Hilary peeled the paper away from hers and bit into it. Then she leaned on her hand to watch John Mulligan. He straddled the
seat beside her and waved at a cop who was cycling past. “A friend of my son’s,” John said, smiling. “You just watch. Give
it twenty minutes; every cop in this precinct will meet at the fountain for lunch. You can always find them here if you need
them.”
“Thanks for the Popsicle,” Hilary said, running the stick across her tongue, loving the smooth feel of it.
“They either meet here or they meet at that place around the corner with salads and chess tables. They go in there and play
chess whenever it’s raining. Do you like to play chess? I could take you there sometime.”
Hilary asked, “Do they have black coffee?”
John laid his Popsicle stick on the cement table beside Hilary’s. “I believe so. Or, if they don’t, I’d find a way to get
them to make some for you.”
“So.” Hilary smiled. At last. A chance to employ the master skills she’d developed from listening to the hordes of boys who’d
frequented her living room. “If we visit this place, this chess place?”
“Yes?”
“Are we just hanging out together? Or are you asking me on a date?”
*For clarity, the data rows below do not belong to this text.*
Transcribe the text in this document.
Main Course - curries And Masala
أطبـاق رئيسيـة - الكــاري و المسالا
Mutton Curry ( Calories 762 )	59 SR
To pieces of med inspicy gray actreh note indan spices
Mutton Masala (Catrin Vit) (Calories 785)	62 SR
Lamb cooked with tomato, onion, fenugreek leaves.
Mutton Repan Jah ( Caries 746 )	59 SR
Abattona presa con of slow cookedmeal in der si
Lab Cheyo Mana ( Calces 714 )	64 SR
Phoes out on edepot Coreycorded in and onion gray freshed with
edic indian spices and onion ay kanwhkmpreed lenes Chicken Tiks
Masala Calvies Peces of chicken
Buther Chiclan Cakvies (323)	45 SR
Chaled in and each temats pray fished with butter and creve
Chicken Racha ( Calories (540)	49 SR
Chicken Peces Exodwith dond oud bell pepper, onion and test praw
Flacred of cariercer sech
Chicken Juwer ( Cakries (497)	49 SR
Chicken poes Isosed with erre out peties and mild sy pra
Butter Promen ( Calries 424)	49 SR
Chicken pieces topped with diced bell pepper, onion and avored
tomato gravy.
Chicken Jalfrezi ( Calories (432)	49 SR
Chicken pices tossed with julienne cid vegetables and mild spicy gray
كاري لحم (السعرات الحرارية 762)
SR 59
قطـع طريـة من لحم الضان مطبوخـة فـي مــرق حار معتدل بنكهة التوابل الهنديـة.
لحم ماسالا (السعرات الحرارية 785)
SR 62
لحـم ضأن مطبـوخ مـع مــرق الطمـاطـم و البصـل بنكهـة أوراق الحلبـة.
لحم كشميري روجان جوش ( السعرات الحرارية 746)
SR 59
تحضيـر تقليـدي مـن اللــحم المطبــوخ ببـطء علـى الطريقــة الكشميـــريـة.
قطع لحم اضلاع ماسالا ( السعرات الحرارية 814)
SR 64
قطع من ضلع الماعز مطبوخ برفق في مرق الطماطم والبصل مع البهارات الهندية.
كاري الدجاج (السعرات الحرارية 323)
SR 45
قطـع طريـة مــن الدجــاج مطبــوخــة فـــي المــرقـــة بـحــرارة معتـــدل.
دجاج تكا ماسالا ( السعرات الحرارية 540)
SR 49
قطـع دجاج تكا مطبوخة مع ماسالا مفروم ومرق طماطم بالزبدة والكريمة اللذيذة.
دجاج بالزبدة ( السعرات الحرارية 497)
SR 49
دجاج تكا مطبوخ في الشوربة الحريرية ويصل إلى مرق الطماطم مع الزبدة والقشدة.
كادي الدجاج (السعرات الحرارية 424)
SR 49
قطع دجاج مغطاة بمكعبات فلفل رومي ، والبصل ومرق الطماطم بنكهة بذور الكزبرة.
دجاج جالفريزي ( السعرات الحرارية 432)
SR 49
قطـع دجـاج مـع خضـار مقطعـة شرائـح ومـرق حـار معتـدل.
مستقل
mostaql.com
John threw his head back in a hearty laugh that Hilary liked. How long had it been since she’d been able to laugh like that?
“Did anyone ever tell you that you ought to be a lawyer? Yo
u do
know the right questions to ask.”
Hilary didn’t let him distract her. She propped her elbows on the table. “Well?” she said, enjoying teasing him. “I don’t
go for false pretenses.”
John picked up his Popsicle stick and pointed it at her. “If it’s okay with you, I’d like to make it a date.”